According to a study that was just published in Psychological Science, kids are more likely to cheat if you tell them they’re smart.

Researchers, including Kang Lee from the Dr. Eric Jackman Institute of Child Study at the University of Toronto, did an exercise with 300 kids between the ages of three and five. The kids were told to guess whether a card had a number higher or lower than six. In the initial trial, some kids were told they were “so smart” when they got the answer right, while others were told they “did well this time” or were not praised at all. In a later round of the same game, the experimenter left the room, telling each kid not to look at the card. Kids who were told they were smart were more likely to peek when they thought no one was looking.

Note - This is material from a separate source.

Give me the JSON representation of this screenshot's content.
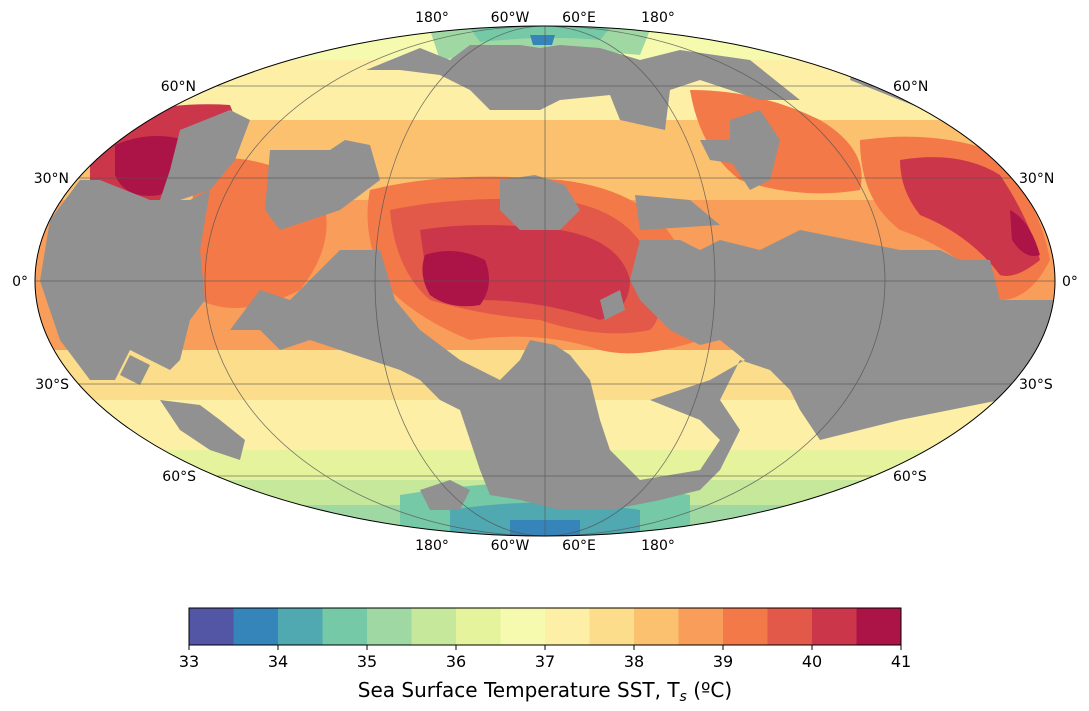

Researchers concluded that kids know the difference between being smart and doing something smart. And when adults praise kids' innate ability rather than their single performance, it makes them inclined to want to uphold that positive perception of their intelligence—and they're willing to cheat to do so.

This isn’t the first time researchers have found negative repercussions associated with praising kids for being smart. A previous study found that telling kids they were smart undermined their motivation to achieve in the future.

The bottom line? There’s nothing wrong with congratulating your child when she does a great job, but flattery that focuses on her abilities or character can come with a lot of pressure for a kid to live up to that praise. It’s best to direct compliments for kids at their efforts, and assure them that you love them unconditionally—so that when your they do something not so smart (as kids are bound to do), they know that’s OK too.